Sunday 18 October 2009

Keeping foreign IPO taps flowing

The Malaysian stock exchange last week saw fit to issue a statement defending the integrity of its listing process following a spate of news reports on the dismal performance of foreign initial public offerings on the local bourse.

2 comments:

Guanyu said...

Keeping foreign IPO taps flowing

Bursa’s challenge is to ensure value creation to excite investors

By PAULINE NG
11 October 2009

The Malaysian stock exchange last week saw fit to issue a statement defending the integrity of its listing process following a spate of news reports on the dismal performance of foreign initial public offerings on the local bourse.

The perception that foreign companies chose to list on the local exchange because they were unable to get listed elsewhere is ‘inaccurate,’ Bursa Malaysia said.

After courting foreign listings for a few years, it landed its first this year in Xingquan International Sports Holdings - a China IPO - subsequently followed by another Chinese company.

Unfortunately, the IPOs of both sports shoes makers are languishing. Xingquan issued its shares at RM2.10 per share, but they are now RM1.40 or a third lower. Multi Sports is in the same boat, some 37 per cent off its issue price of RM0.85.

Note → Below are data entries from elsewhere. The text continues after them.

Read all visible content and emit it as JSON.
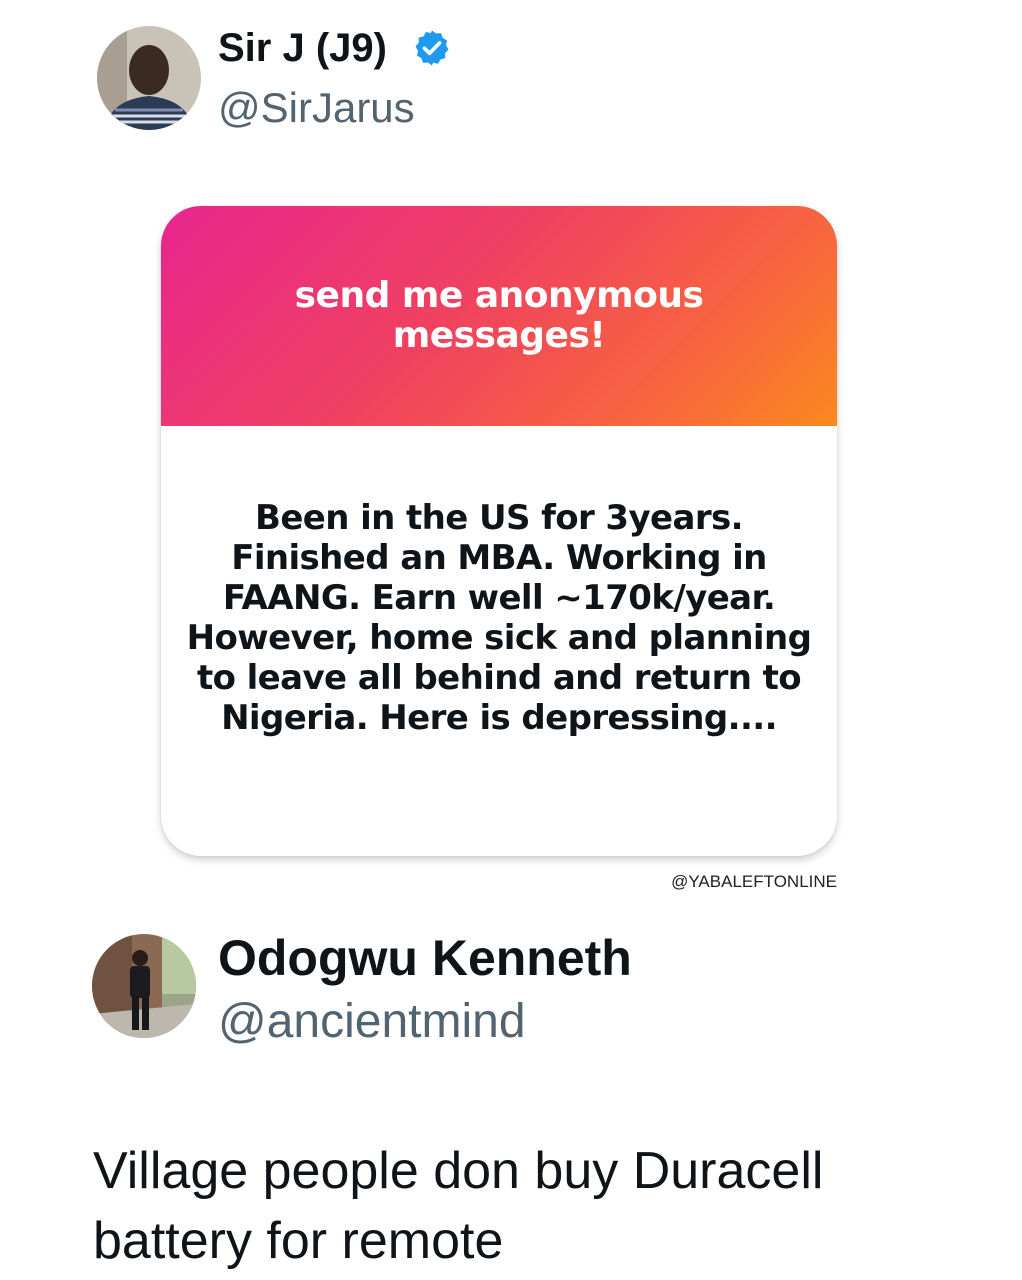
{
  "tweet1": {
    "display_name": "Sir J (J9)",
    "handle": "@SirJarus",
    "verified": true,
    "avatar_icon": "profile-photo"
  },
  "card": {
    "title": "send me anonymous messages!",
    "message": "Been in the US for 3years. Finished an MBA. Working in FAANG. Earn well ~170k/year. However, home sick and planning to leave all behind and return to Nigeria. Here is depressing....",
    "colors": {
      "gradient_start": "#e8258e",
      "gradient_mid": "#f0425f",
      "gradient_end": "#fb8a1e"
    }
  },
  "watermark": "@YABALEFTONLINE",
  "tweet2": {
    "display_name": "Odogwu Kenneth",
    "handle": "@ancientmind",
    "avatar_icon": "profile-photo",
    "text": "Village people don buy Duracell battery for remote"
  },
  "colors": {
    "verified_badge": "#1d9bf0",
    "handle_gray": "#536471"
  }
}
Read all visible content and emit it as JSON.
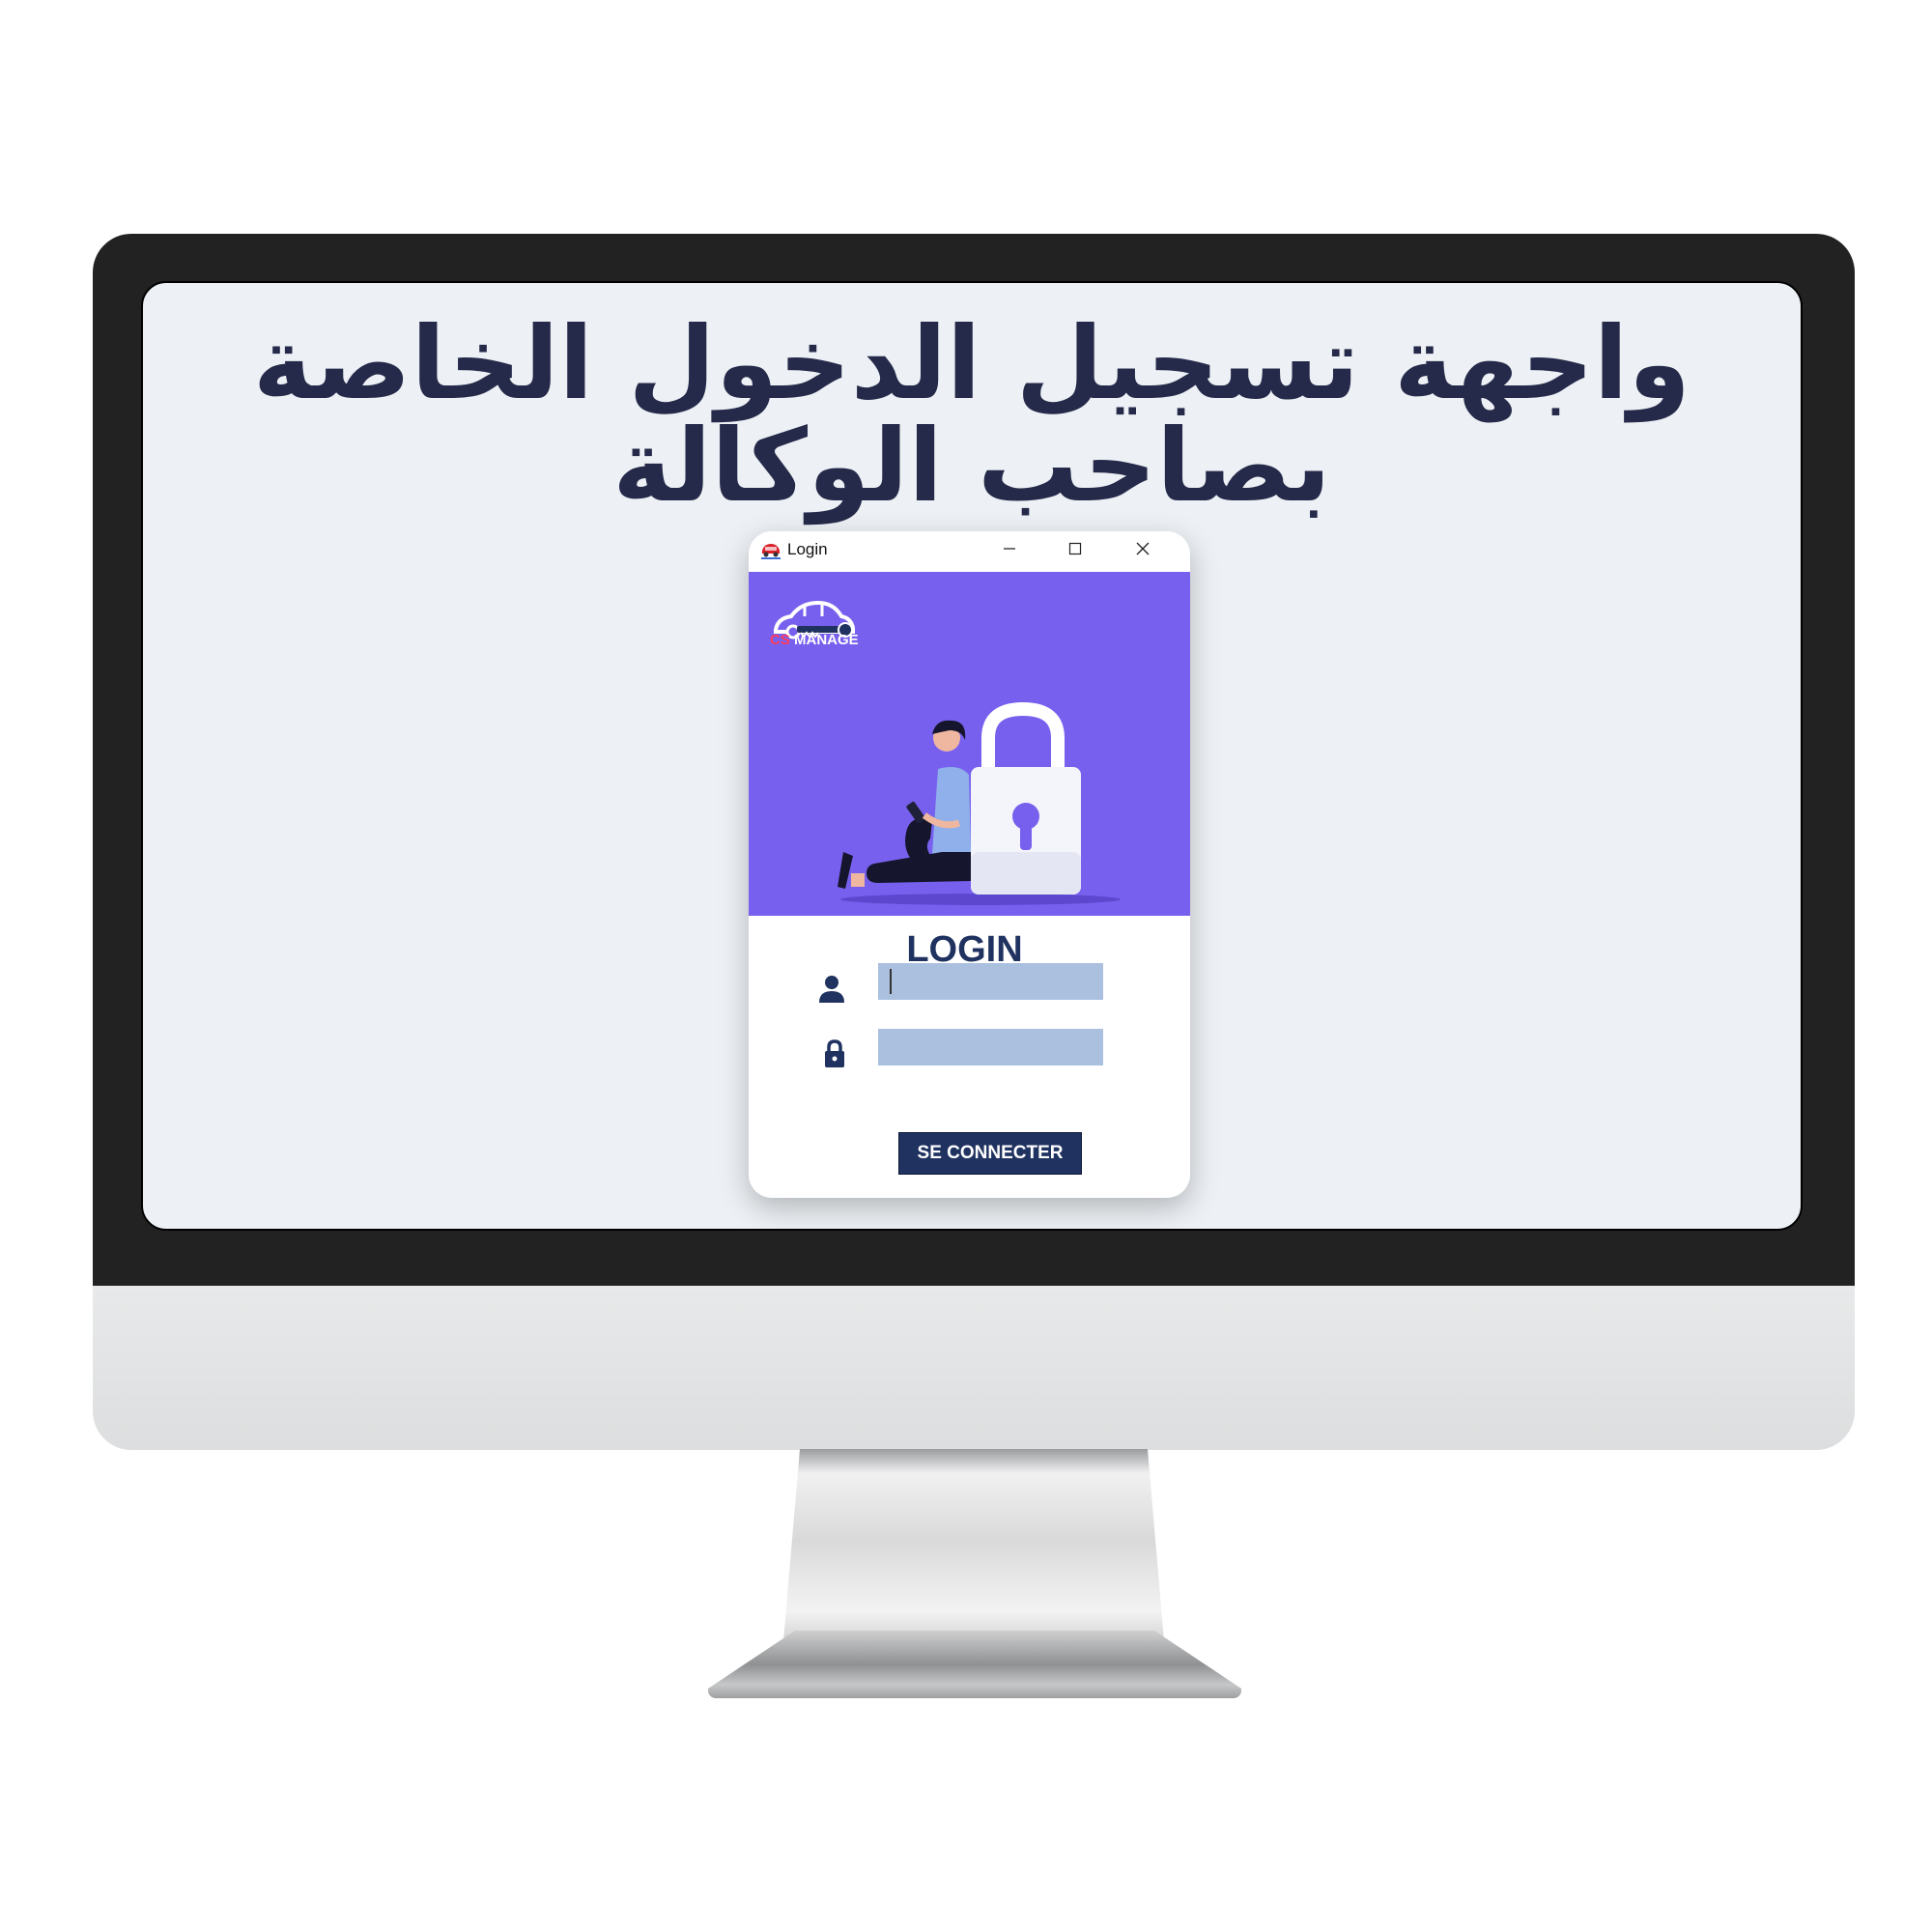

With a number of China IPOs still in the pipeline, the local bourse is understandably concerned. ‘In a downturn situation, the resilience of our market and fair market valuations have been key factors that attracted these Chinese companies to choose Malaysia as their capital raising platform.

‘The government’s pro-business stance, its enhanced ties and cordial relationship with China has also helped to provide confidence to these Chinese companies and profile Malaysian capital market in the international stage,’ it stressed last week.

It would not be fair to take their slide as an indication of what lies ahead for future China listings, but their performance could give pause to those looking to follow in their footsteps.

These firms are usually smaller Chinese ones, far behind the listing queue in China’s gradual liberalisation of its capital markets, which has prompted companies by the hundreds to tap public funds for expansion purposes.

The ones that get ushered to the top of the queue are the cream of the crop. Witness for example, Malaysia’s red carpet rollout for Maxis’s planned re-listing. The telco, which is selling a third of its existing shares to the public, is expected to raise at least RM11 billion (S$4.5 billion). In its share sale, Xingquan raised about RM200 million.

Bursa is right in that it is not fair to stereotype Chinese companies as lacking quality ‘based on the perception of what happened in other parts of the region.’

Indeed, Xingquan and Multi Sports - two of the six listings so far this year - remain profitable. And to be fair, only one IPO - that of integrated crane specialist Handal Resources - is in the money, while the others remain depressed or flat. The IPO trend could also be true of other markets.

Which is why Maxis’s return to the market has caused such a splash. A known quality and brandname, its IPO is expected to make investors money - or at the very least, subscribers know they are unlikely to lose money. Hence companies like Maxis are afforded higher valuations, better premiums.

Retail investors tend to be sceptical of China companies, probably because they are afraid of being burnt, said a fund executive who bought Xingquan shares because he believed in the ‘China growth story’ and the fact that it has its own brand name.

He also believed - irrationally he conceded - that because it was ‘Malaysia’s first foreign listing’ its success would be ensured. He is still willing to consider China IPOs, but as with most, will set his criteria even higher.

Whether giving lower valuations to these firms - at least until they establish a sound track record - would make for more attractive IPOs is debatable.

Guanyu said...

But with foreign investors focused on only selective, liquid big caps - if they are looking at the Malaysian market at all - smaller cap firms will have to rely on local investors.

Borderless trading, however, has made this group even smaller. In the age of instant gratification, the younger set especially, are gravitating towards higher beta markets for what they perceive to be faster and more exciting returns.

Because it’s a trend faced by all markets, the authorities have their work cut out. There are no easy answers, but one solution presumably is to ensure enough value creation in one’s market so that it doesn’t fall off the radar of investors and that they remain excited. Concerns that the local bourse could be sliding further down in the scale of relevance remain very real.

And if investors remain indifferent, never mind China IPOs - few companies will get the valuations they think they deserve.